It was, of course, a shock to hear about the €22 million that the former treasurer of the governing Partido Popular (PP), Luis Bárcenas, had hidden in a Swiss bank account; and equally shocking have been the allegations that for years the party paid its politicians under-the-table bonuses of up to €10,000 per month.
But the depressing thing is, it’s not altogether surprising. This scandal broke in a month when 13 people linked to the PP are awaiting trial for their part in the Gürtel kickbacks case, and with the party’s Madrid premier Ignacio González facing questions over his luxury apartment in Marbella.
Just days ago, Juan José Guëmes resigned his post in the company Unilabs España, after it emerged he had been the PP’s health commissioner in Madrid when the local government oversaw the privatisation of medical analysis services in several hospitals. The contract went to a company that Unilabs bought shortly after Guëmes took up his post there.

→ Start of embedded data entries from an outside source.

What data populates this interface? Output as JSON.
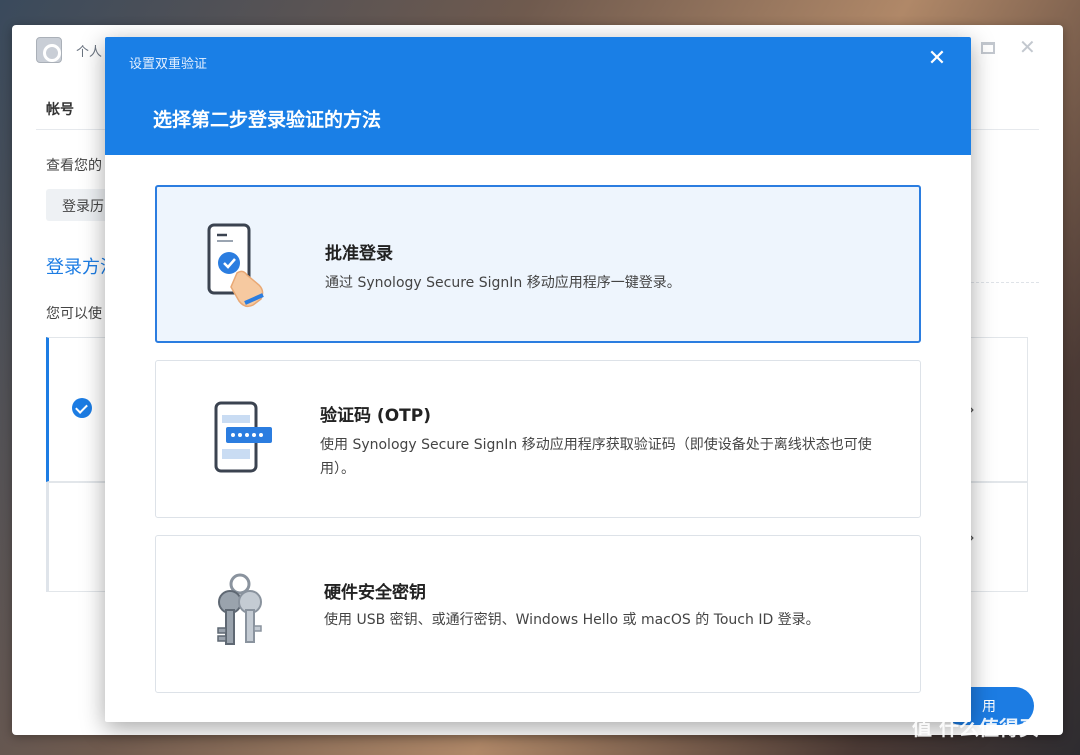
{
  "background": {
    "window_title": "个人",
    "tab": "帐号",
    "description": "查看您的",
    "history_button": "登录历",
    "section_title": "登录方法",
    "section_desc": "您可以使",
    "footer_button": "用"
  },
  "modal": {
    "window_title": "设置双重验证",
    "heading": "选择第二步登录验证的方法",
    "close_label": "✕",
    "options": [
      {
        "title": "批准登录",
        "description": "通过 Synology Secure SignIn 移动应用程序一键登录。",
        "icon": "phone-tap-icon",
        "selected": true
      },
      {
        "title": "验证码 (OTP)",
        "description": "使用 Synology Secure SignIn 移动应用程序获取验证码（即使设备处于离线状态也可使用）。",
        "icon": "phone-code-icon",
        "selected": false
      },
      {
        "title": "硬件安全密钥",
        "description": "使用 USB 密钥、或通行密钥、Windows Hello 或 macOS 的 Touch ID 登录。",
        "icon": "keys-icon",
        "selected": false
      }
    ]
  },
  "watermark": "值 什么值得买",
  "colors": {
    "accent": "#1a7fe6",
    "selected_bg": "#eef5fd"
  }
}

We have also seen accusations of a more subtle, but no less sickening type of corruption: the Justice Ministry’s pardoning of a man imprisoned for reckless driving and killing another driver after speeding in the wrong direction along a motorway (the son of Justice Minister Alberto Ruiz-Gallardón works in the law firm that defended the jailed man, and the defendant’s lawyer is the brother of a PP deputy).
The PP is not alone. Across Spain, other cases come to light in a seemingly never-ending stream, involving Catalonia’s CiU coalition, the Socialists and other parties.
Given these apparent cases of cronyism, nepotism, conflict of interest, backhanders, trousering dodgy money – call it what you will – “Bárcenas-gate” can be seen as merely the latest in a long line of political Spanish corruption cases, which are now so numerous their impact causes little more than a shrug.
But this time it’s bigger. Most of the dozens of corruption cases that have blighted Spanish politics in recent years have been related to regional and local administrations. The huge amounts of money generated by the decade-long property boom combined with an often feudal style of government in many parts of the country were the perfect ingredients for a culture of fraud and amorality. Most main parties were involved, but their senior figures in Madrid were rarely implicated.
But if the information that has emerged in the last few days is true, the PP headquarters in Madrid’s calle Génova was for years just as crooked as the most notoriously corrupt municipalities on the Mediterranean coast.
Crucially, Bárcenas’s spell as party treasurer coincided with Mariano Rajoy’s leadership of the PP. Either way, it looks bad for Rajoy: if he knew what was going on, his position is surely untenable; if he didn’t know, why not?
The scandal could hardly come at a worse moment. Rajoy’s government is struggling to get the economy growing again, and bring Europe’s highest jobless rate under control. It’s also deciding how best to deal with Catalonia’s bid for independence. In recent weeks, Spain’s risk premium on the international market has dropped to encouraging levels. How ironic and senseless it would be if the domestic misdeeds of Rajoy’s political party were to send it soaring again.
However, many Spaniards will remain sceptical and wonder how many relevant heads will roll as a result of this scandal. “We will investigate as much as we have to investigate,” said PP deputy leader María Dolores de Cospedal on Monday. For an electorate whose faith in its politicians has dropped to a record low, those words hardly inspire confidence.
The idea of the PP and Socialists – who between them dominate the glut of corruption probes and also the country’s institutions – organising a political investigation is dispiriting at best, and farcical at worst. The PP’s majority in Congress only fuels this suspicion. And many will cast a cynical eye on the discredited justice system’s handling of the case, given its own politicised nature and painfully slow procedures.
Out of Africa
“Spain isn’t Uganda,” Rajoy told his Economy Minister Luis de Guindos last summer, as he argued – rather crassly – that the eurozone’s fourth-largest economy could pull through the debt crisis.
No, Spain isn’t Uganda. It’s Botswana. At least that’s the conclusion of Transparency International’s 2012 corruption perceptions index, which placed Spain joint 30th with the African country, behind Uruguay, Qatar and Cyprus.
“The justice system … goes after the corrupt, wherever they are,” said Spain’s attorney general, Cándido Conde-Pumpido in 2009, after revealing that 730 public officials were being probed. “Unfortunately, they are everywhere.”
Conde-Pumpido was right: in Spain the corrupt do indeed seem to be everywhere. But whether justice will be done is another matter and if the Spanish state is going to restore at least some of the credibility it has been haemorrhaging over the last few years, it now needs to act with the kind of ruthless efficiency that many had believed it incapable of.